Solemos pensar que la crema solar solo es necesaria si vamos a la playa para evitar quemaduras. Pero para nuestra piel, el verano trae también una labor adicional. Los rayos del sol afectan a nuestra piel a diario, aunque no vayamos a la playa: de camino al trabajo, durante el almuerzo en una terraza, en el coche, cerca de una ventana e, incluso, en días nublados.

La protección solar diaria es uno de los pasos más importantes en el cuidado de la piel si queremos mantenerla sana, es una medida esencial para proteger la piel del envejecimiento prematuro, el daño solar e incluso de riesgos graves para la salud como el cáncer de piel, uno de los más frecuentes a nivel mundial. Nuestra piel está expuesta al sol mucho más de lo que creemos.
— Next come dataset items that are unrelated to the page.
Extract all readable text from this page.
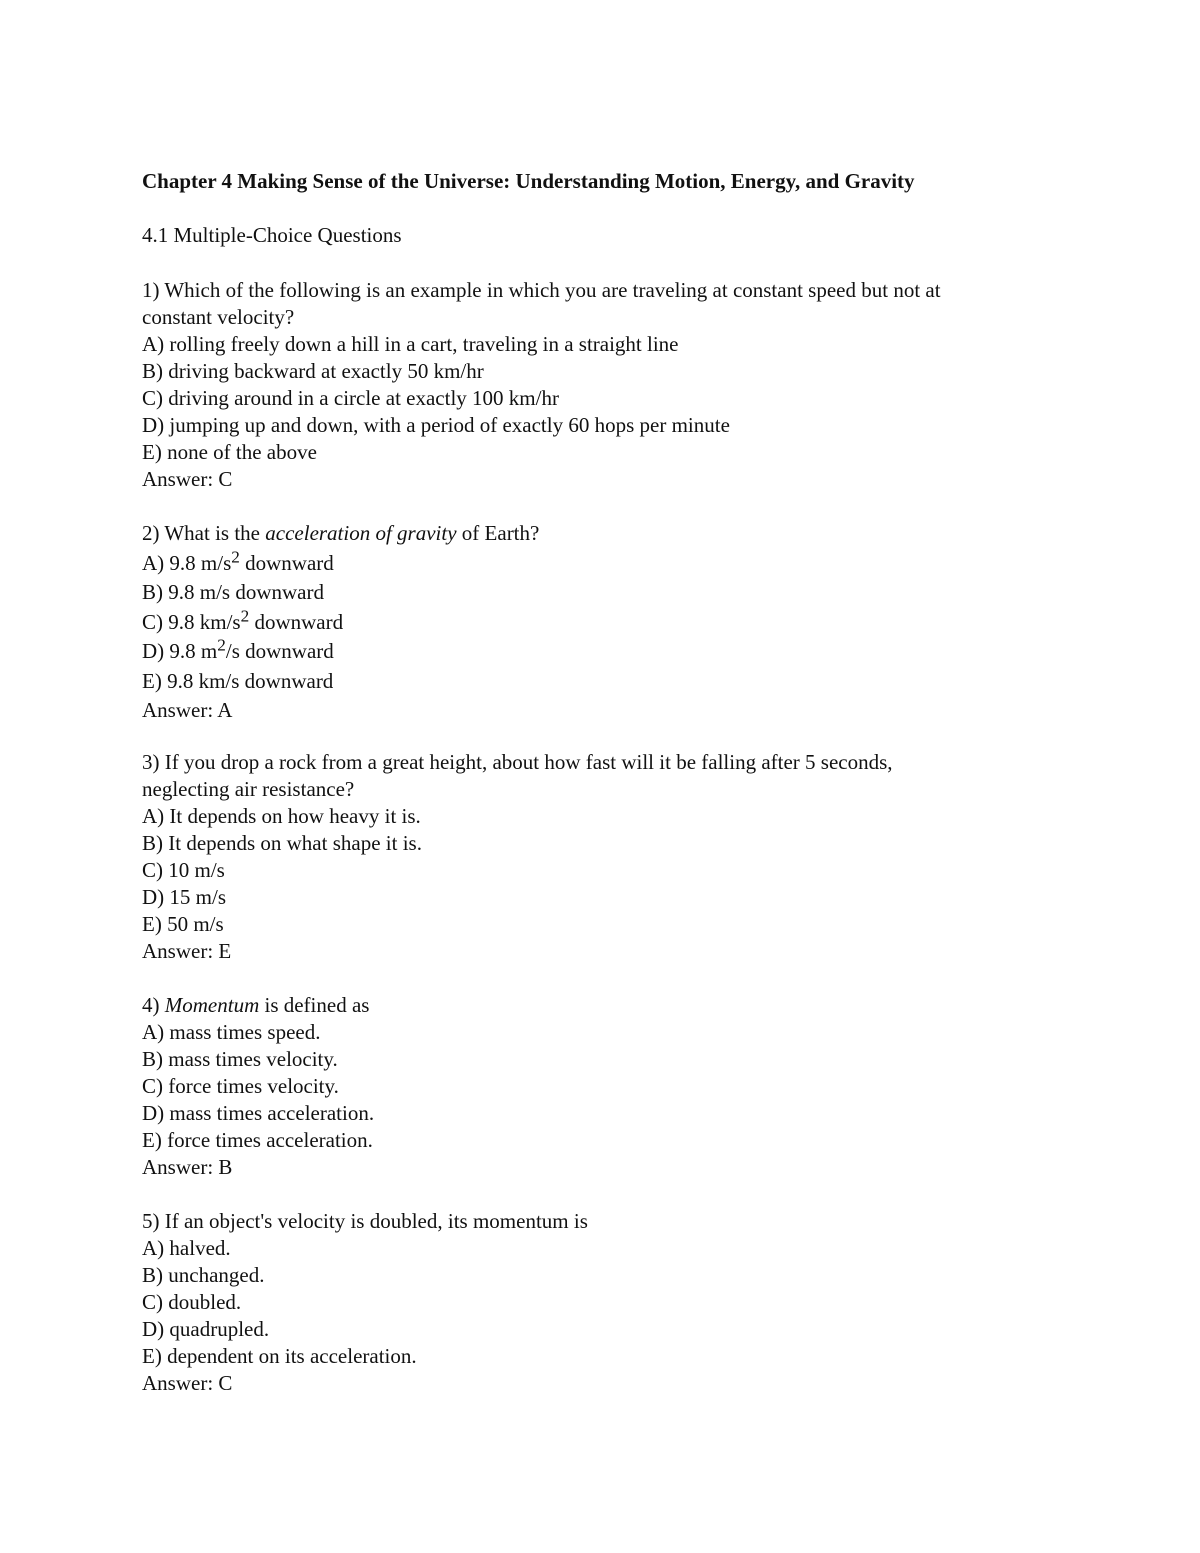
Chapter 4 Making Sense of the Universe: Understanding Motion, Energy, and Gravity
4.1 Multiple-Choice Questions
1) Which of the following is an example in which you are traveling at constant speed but not at
constant velocity?
A) rolling freely down a hill in a cart, traveling in a straight line
B) driving backward at exactly 50 km/hr
C) driving around in a circle at exactly 100 km/hr
D) jumping up and down, with a period of exactly 60 hops per minute
E) none of the above
Answer: C
2) What is the acceleration of gravity of Earth?
A) 9.8 $m/s^2$ downward
B) 9.8 m/s downward
C) 9.8 $km/s^2$ downward
D) 9.8 $m^2/s$ downward
E) 9.8 km/s downward
Answer: A
3) If you drop a rock from a great height, about how fast will it be falling after 5 seconds,
neglecting air resistance?
A) It depends on how heavy it is.
B) It depends on what shape it is.
C) 10 m/s
D) 15 m/s
E) 50 m/s
Answer: E
4) Momentum is defined as
A) mass times speed.
B) mass times velocity.
C) force times velocity.
D) mass times acceleration.
E) force times acceleration.
Answer: B
5) If an object's velocity is doubled, its momentum is
A) halved.
B) unchanged.
C) doubled.
D) quadrupled.
E) dependent on its acceleration.
Answer: C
Piel y sol, el riesgo que se acumula

La piel posee una memoria prodigiosa y almacena los efectos de la exposición a los rayos UV durante años e incluso décadas. Tras repetidas exposiciones al sol, empiezan a producirse cambios celulares subyacentes. Y, aunque al final del verano el bronceado desaparece, el daño más profundo, como la degradación del colágeno y las mutaciones del ADN en las células de la piel, permanece latente y listo para manifestarse como envejecimiento prematuro o, en casos más graves, cáncer de piel. Se calcula que cada año la radiación ultravioleta causa más de 1,5 millones de casos de cáncer de piel.